Für das Wachstum von Industriestaaten bedarf es mehr als Investitionen

17.06.2010 -

In den hoch entwickelten Staaten Europas sind die Wachstumschancen durch Investitionen begrenzt. Neue Technologien und eine hohe Produktivität sind gefragt, um im internationalen Wettbewerb zu bestehen. Dr. Andrea Gruß befragte dazu Prof. Dr. Rolf J. Langhammer, Vizepräsident des Kieler Instituts für Weltwirtschaft und Referent der Handelsblatt-Jahrestagung Chemie 2010.

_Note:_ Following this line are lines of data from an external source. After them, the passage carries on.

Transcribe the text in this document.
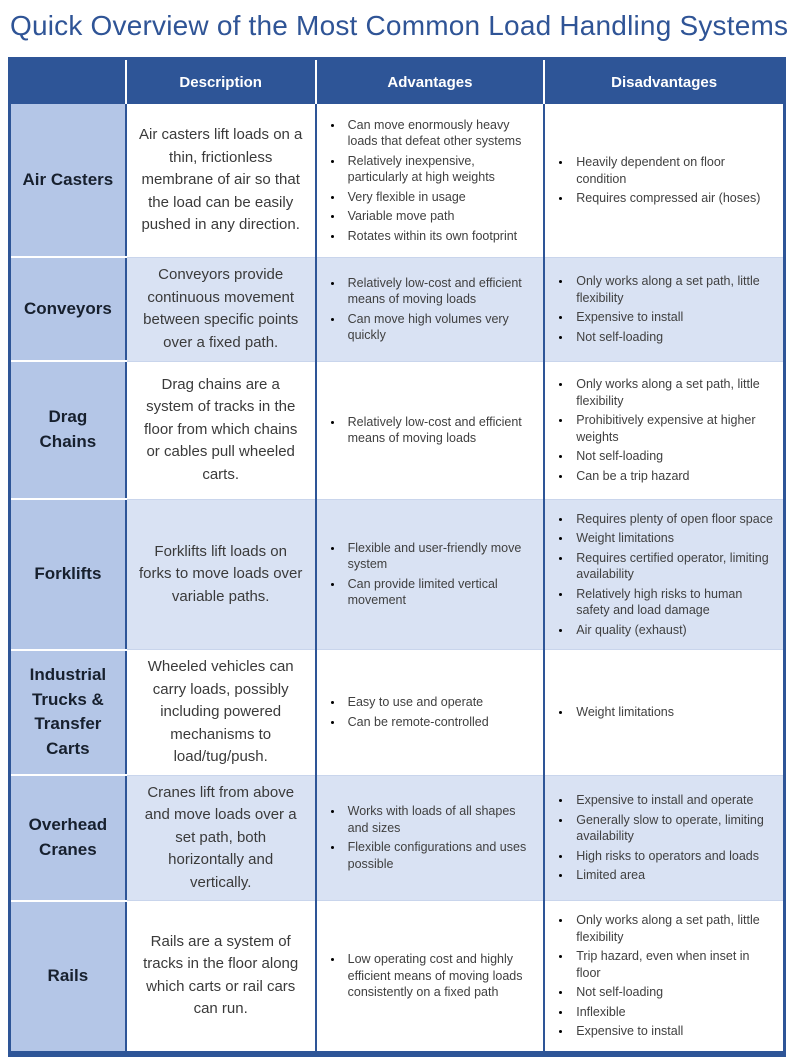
Quick Overview of the Most Common Load Handling Systems
	Description	Advantages	Disadvantages
Air Casters	Air casters lift loads on a thin, frictionless membrane of air so that the load can be easily pushed in any direction.	
• Can move enormously heavy loads that defeat other systems
• Relatively inexpensive, particularly at high weights
• Very flexible in usage
• Variable move path
• Rotates within its own footprint

• Heavily dependent on floor condition
• Requires compressed air (hoses)

Conveyors	Conveyors provide continuous movement between specific points over a fixed path.	
• Relatively low-cost and efficient means of moving loads
• Can move high volumes very quickly

• Only works along a set path, little flexibility
• Expensive to install
• Not self-loading

Drag Chains	Drag chains are a system of tracks in the floor from which chains or cables pull wheeled carts.	
• Relatively low-cost and efficient means of moving loads

• Only works along a set path, little flexibility
• Prohibitively expensive at higher weights
• Not self-loading
• Can be a trip hazard

Forklifts	Forklifts lift loads on forks to move loads over variable paths.	
• Flexible and user-friendly move system
• Can provide limited vertical movement

• Requires plenty of open floor space
• Weight limitations
• Requires certified operator, limiting availability
• Relatively high risks to human safety and load damage
• Air quality (exhaust)

Industrial Trucks & Transfer Carts	Wheeled vehicles can carry loads, possibly including powered mechanisms to load/tug/push.	
• Easy to use and operate
• Can be remote-controlled

• Weight limitations

Overhead Cranes	Cranes lift from above and move loads over a set path, both horizontally and vertically.	
• Works with loads of all shapes and sizes
• Flexible configurations and uses possible

• Expensive to install and operate
• Generally slow to operate, limiting availability
• High risks to operators and loads
• Limited area

Rails	Rails are a system of tracks in the floor along which carts or rail cars can run.	
• Low operating cost and highly efficient means of moving loads consistently on a fixed path

• Only works along a set path, little flexibility
• Trip hazard, even when inset in floor
• Not self-loading
• Inflexible
• Expensive to install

CHEManager: Welche Hebel zur Steigerung des Wirtschaftswachstum gibt es in Deutschland?

Prof. Dr. R. J. Langhammer: Ein traditioneller Weg Wirtschaftswachstum zu generieren ist die Steigerung von Investitionen. Dies ist besonders effektiv in ärmeren Ländern. In hoch entwickelten Staaten ist der Hebel dieses Faktors nicht mehr so groß. Hier sind die Investitionsquoten im Wesentlichen konstant und es kommt eher darauf an, den bestehenden Kapitalstock besser auszulasten oder durch neue Technologien Wachstumssprünge zu generieren - soweit dies in einer reifen Volkswirtschaft noch möglich ist.
Wesentliche Faktoren für eine höhere Produktivität in Industrieländern sind ein besseres Management, bessere Managementkulturen und bessere Managementtechnologien. Diese werden z.B. getrieben durch Innovationen der Telekommunikationsindustrie, die dezentrale Informationssysteme möglich macht und damit auch das Management verändert. Wir beobachten, dass Technologiesprünge zusammen mit nachfolgenden Veränderungen in den Managementkulturen wesentlich zum Wachstum in hoch entwickelten Ländern beitragen können.

Was bewirken unterschiedliche Managementkulturen?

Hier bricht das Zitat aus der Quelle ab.